# Insurance Question



## uberguber (Feb 1, 2015)

Ive yet to take my first drive and I want to know. Am I an uberx driver and does this infographic apply to just a regular driver or is this something that has to be purchased? Thanks


----------



## SDUberdriver (Nov 11, 2014)

uberguber said:


> Ive yet to take my first drive and I want to know. Am I an uberx driver and does this infographic apply to just a regular driver or is this something that has to be purchased? Thanks
> View attachment 4560


_Its a gift from Uber. Its there way of " saying thanks" _


----------



## uberguber (Feb 1, 2015)

are you being serious or just joking around?


----------



## uberguber (Feb 1, 2015)

I got it. NM I found it in the blog. 

Thanks


----------



## SDUberdriver (Nov 11, 2014)

uberguber said:


> I got it. NM I found it in the blog.
> 
> Thanks


_Lol. You should look into.I have commercial insurance. I would not trust and or rely on their insurance._


----------



## uberguber (Feb 1, 2015)

Thanks for the feedback. It was helpful. Appreciate it


----------



## SDUberdriver (Nov 11, 2014)

uberguber said:


> Thanks for the feedback. It was helpful. Appreciate it


_No problem ,good luck with this gig. Hopefully its your full time gig._


----------



## uberguber (Feb 1, 2015)

actually its not. Was hoping if I made myself available during surge times it would make for some decent extra money. My city is not that big and I figure most of the rides arent going to be too far so If I jame out as many rides as I can during surge and busy times it would pan out. Essentially Ill be able to write most everything off at tax time if I work it right. We will see. Seems like there are a lot of pist off people in the forums though. Yet they keep doing it. lol


----------



## SDUberdriver (Nov 11, 2014)

uberguber said:


> actually its not. Was hoping if I made myself available during surge times it would make for some decent extra money. My city is not that big and I figure most of the rides arent going to be too far so If I jame out as many rides as I can during surge and busy times it would pan out. Essentially Ill be able to write most everything off at tax time if I work it right. We will see. Seems like there are a lot of pist off people in the forums though. Yet they keep doing it. lol


_I only Uber part time .Not my main gig. I have invested a lot into. My TCP and Airport Permits,Commercial Insurance . So I'm not just gonna give it up. I run X/XL . I try to only focus on XL runs. Higher rates ._


----------



## Sacto Burbs (Dec 28, 2014)

Can you add XL/X to your profile. Commercial insurance rates are too high for just X drivers to have any real income.


----------



## SDUberdriver (Nov 11, 2014)

Sacto Burbs said:


> Can you add XL/X to your profile. Commercial insurance rates are too high for just X drivers to have any real income.

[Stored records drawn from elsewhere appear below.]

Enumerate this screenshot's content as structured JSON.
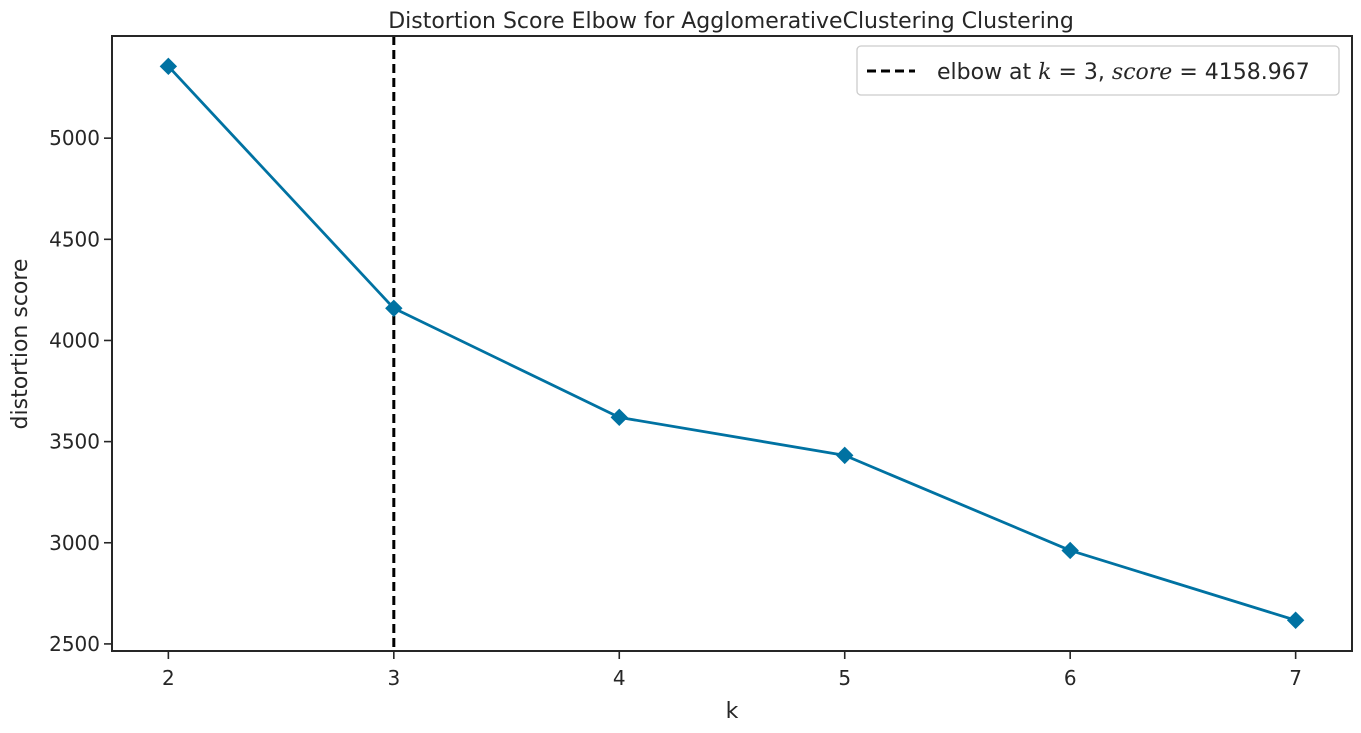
{
  "chart_data": {
    "type": "line",
    "title": "Distortion Score Elbow for AgglomerativeClustering Clustering",
    "xlabel": "k",
    "ylabel": "distortion score",
    "x": [
      2,
      3,
      4,
      5,
      6,
      7
    ],
    "series": [
      {
        "values": [
          5355,
          4159,
          3620,
          3432,
          2962,
          2617
        ],
        "color": "#0072a2",
        "marker": "diamond"
      }
    ],
    "xlim": [
      1.75,
      7.25
    ],
    "ylim": [
      2465,
      5505
    ],
    "xticks": [
      "2",
      "3",
      "4",
      "5",
      "6",
      "7"
    ],
    "yticks": [
      "2500",
      "3000",
      "3500",
      "4000",
      "4500",
      "5000"
    ],
    "elbow": {
      "k": 3,
      "score": 4158.967,
      "color": "#000000",
      "style": "dashed"
    },
    "legend": {
      "position": "top-right",
      "prefix": "elbow at ",
      "k_symbol": "k",
      "k_value": " = 3, ",
      "score_symbol": "score",
      "score_value": " = 4158.967"
    },
    "grid": false
  }
}
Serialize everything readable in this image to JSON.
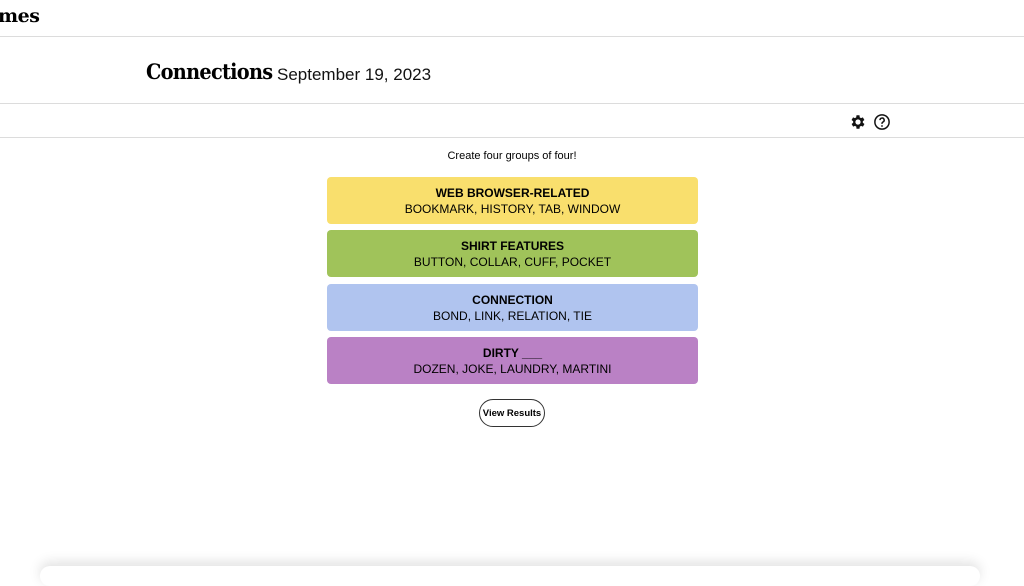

_I don't just run Uber. I also have business using my TCP. _


----------



## scrurbscrud (Sep 11, 2014)

uberguber said:


> actually its not. Was hoping if I made myself available during surge times it would make for some decent extra money. My city is not that big and I figure most of the rides arent going to be too far so If I jame out as many rides as I can during surge and busy times it would pan out. Essentially Ill be able to write most everything off at tax time if I work it right. We will see. Seems like there are a lot of pist off people in the forums though. Yet they keep doing it. lol


Here's the basic drill. Call your own personal auto policy company, tell them you're going to be hiring your vehicle out as a livery vehicle and THEN HEAR what they say.

Uber's policy probably works fine for pax and themselves. You should maybe concern yourself with how your own personal auto policy sez. MOST if not all of them prohibit livery and have no clauses where they are on when personal driving, then OFF when Ubering.

Personal auto policies DON'T provide that option and you may very well have voided your personal auto policy by Ubering. So CALL THEM YOURSELF and figure it out before you stick your neck in a potential noose that you could regret.

You know, be responsible for yourself.


----------